Появление на сцене Диогена приходится на времена упадка Афин, оно совпадает с кануном македонского владычества, с которого начинается переход к эллинизму. Старый патриотический, замкнутый в узких рамках этнос полиса следует понимать в контексте распада – распада, который ослабляет привязанность индивида к его гражданству. То, что раньше было единственно мыслимым местом для наполненной смыслом жизни, обнаруживает свою оборотную сторону. Город становится тиглем, в котором выплавляются абсурдные обычаи, он превращается в пустой политический механизм, функционирование которого теперь можно наблюдать как бы со стороны и видеть его насквозь. Тот, кто не слеп, должен признать, что срочно требуется новый этнос, новая антропология; себя следует понимать не узколобым гражданином случайного городского сообщества, а индивидом, пребывающим в расширившемся космосе. В географическом отношении этому соответствует новое широкое пространство общения македонской мировой империи, которая властно заявляет о себе; в культурном – великая эллинистическая цивилизация на побережье восточной части Средиземного моря; в экзистенциальном – опыт эмиграции, путешествий и странствий, а также опыт аутсайдеров общества, не находящих в нем места. У Диогена это выражается так: «На вопрос, откуда он… отвечал: „Я – гражданин мира!“»[97]97
Диоген Лаэртский. «О жизни, учениях и изречениях…» VI, 63. Ред.
[Закрыть] Эта грандиозная формула содержит предельно смелый ответ античности на тот опыт, который она обрела и который в высшей степени ее беспокоил, – на познание того, что разум теряет родину в социальном мире, а идея истинной жизни отделяется от эмпирически данных сообществ. Там, где включенность человека в общество тождественна для философа неоправданному требованию довольствоваться частным разумом своей случайной культуры и присоединяться к коллективной иррациональности общества, кинический отказ от нее имеет утопический смысл. Своим притязанием на разумную жизненность совершающий такой отказ изолирует себя от объективных превратностей и бессмыслицы. Так киник жертвует своей социальной идентичностью и отказывается от психологического комфорта, который дает принадлежность к какой-либо политической группе, когда не требуется задавать никаких вопросов. Он совершает отказ от социальной идентичности ради спасения идентичности экзистенциальной и космической. Он индивидуалистически защищает общее от того в лучшем случае полуразумного коллективного особенного, которое мы именуем государством и социумом. Формула «гражданин мира» – ценнейший подарок античного кинизма мировой культуре. «Единственным истинным государством он считал весь мир»[98]98
Там же. VI. 72. Ред.
[Закрыть] В соответствии с этим мудрец-космополит как носитель живого разума может включить себя в общество, ничего не опасаясь, только тогда, когда оно станет мировым полисом. Вплоть до этого момента его роль – это всегда роль нарушителя спокойствия; он остается воплощенным угрызением совести, направленной против всякого господствующего самодовольства, и наказанием за всякую местную ограниченность.

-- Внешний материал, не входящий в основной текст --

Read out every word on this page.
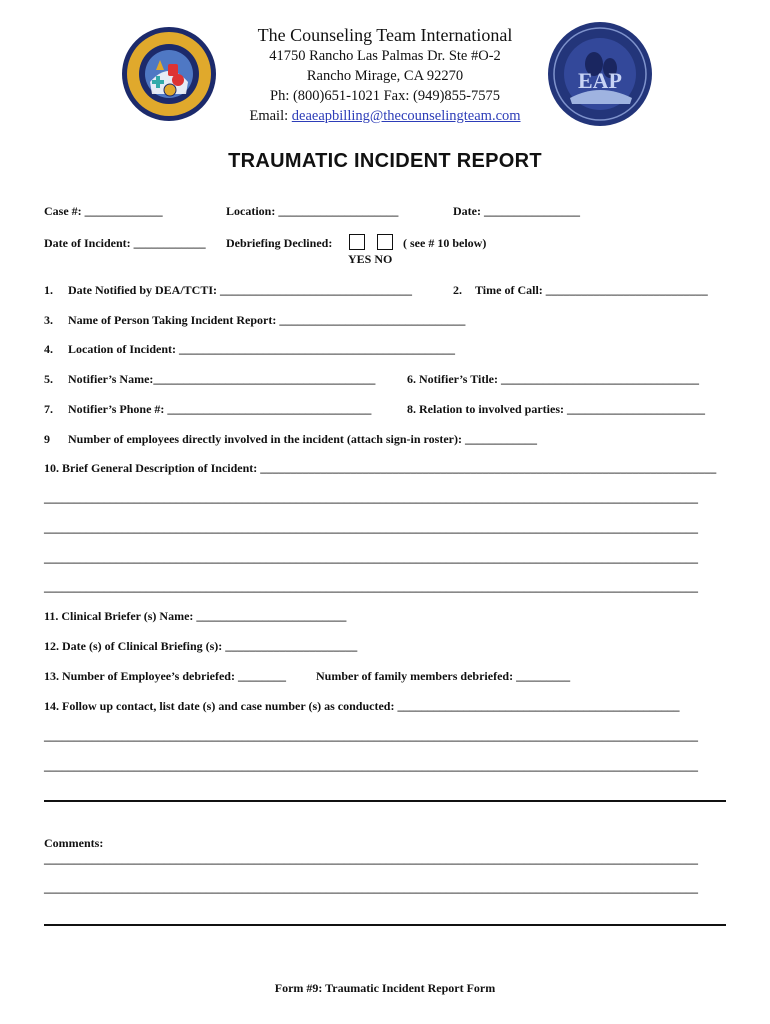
EAP
The Counseling Team International
41750 Rancho Las Palmas Dr. Ste #O-2
Rancho Mirage, CA 92270
Ph: (800)651-1021 Fax: (949)855-7575
Email: deaeapbilling@thecounselingteam.com
TRAUMATIC INCIDENT REPORT
Case #: _____________	Location: ____________________	Date: ________________
Date of Incident: ____________ Debriefing Declined:	( see # 10 below)
YES NO
1. Date Notified by DEA/TCTI: ________________________________	2. Time of Call: ___________________________
3. Name of Person Taking Incident Report: _______________________________
4. Location of Incident: ______________________________________________
5. Notifier’s Name:_____________________________________	6. Notifier’s Title: _________________________________
7. Notifier’s Phone #: __________________________________	8. Relation to involved parties: _______________________
9 Number of employees directly involved in the incident (attach sign-in roster): ____________
10. Brief General Description of Incident: ____________________________________________________________________________
_____________________________________________________________________________________________________________
_____________________________________________________________________________________________________________
_____________________________________________________________________________________________________________
_____________________________________________________________________________________________________________
11. Clinical Briefer (s) Name: _________________________
12. Date (s) of Clinical Briefing (s): ______________________
13. Number of Employee’s debriefed: ________	Number of family members debriefed: _________
14. Follow up contact, list date (s) and case number (s) as conducted: _______________________________________________
_____________________________________________________________________________________________________________
_____________________________________________________________________________________________________________
Comments:
_____________________________________________________________________________________________________________
_____________________________________________________________________________________________________________
Form #9: Traumatic Incident Report Form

3. Легенда о Диогене, которая дает нам возможность представить себе всяческие живописные картинки, сообщает, что наш философ, чтобы доказать свою автаркию, устроил себе жилище в бочке – неважно, правдоподобно это звучит или нет. Объяснение, что, возможно, речь идет не о бочке в привычном для нас смысле слова, а о большой цистерне либо обнесенном каменными стенами хранилище для воды или зерна, не может сделать менее значимым смысл этой истории. Ведь какова бы ни была эта сомнительная бочка, решающее значение имеет не ее конкретный внешний вид, а сам факт – то, что посреди всемирно известного города некий человек, считающийся мудрым, решил в ней «жить». (Он якобы также спал и под крышей портика Зевса, иронически ссылаясь на то, что афиняне воздвигли это здание, пожалуй, специально под его жилье.) Александр Великий, по преданию, остановился перед обитаемым сосудом философа и с удивлением воскликнул: «О, бочка, полная мудрости!» То, что Диоген демонстрировал афинянам своим образом жизни, на языке Нового времени следовало бы назвать «возвращением на уровень животного». Афиняне (или жители Коринфа) за это прозвали его «собакой», ведь Диоген снизил свои притязания до жизненного уровня домашнего животного. При этом он отделался от целого ряда потребностей, без которых не может обходиться цивилизация. Он, таким образом, совершенно изменил смысл насмешливого прозвища, данного афинянами, и принял его, превратив в название своего философского направления[99]99
«Кинизм» производят, по одной версии, от kуоn (по-гречески «собака»), а по другой – от названия гимнасия Kynosarges, где якобы преподавал Антисфен, которого традиция считает учителем Диогена. Ред.
[Закрыть].
Стоит задуматься над этим, учитывая то, какую квинтэссенцию, по преданию же, извлек Диоген из своего учения: «На вопрос, что дала ему философия, он ответил: „По крайней мере, готовность ко всякому повороту судьбы“»[100]100
Диоген Лаэртский. «О жизни, учениях и изречениях…» VI. 63. Ред.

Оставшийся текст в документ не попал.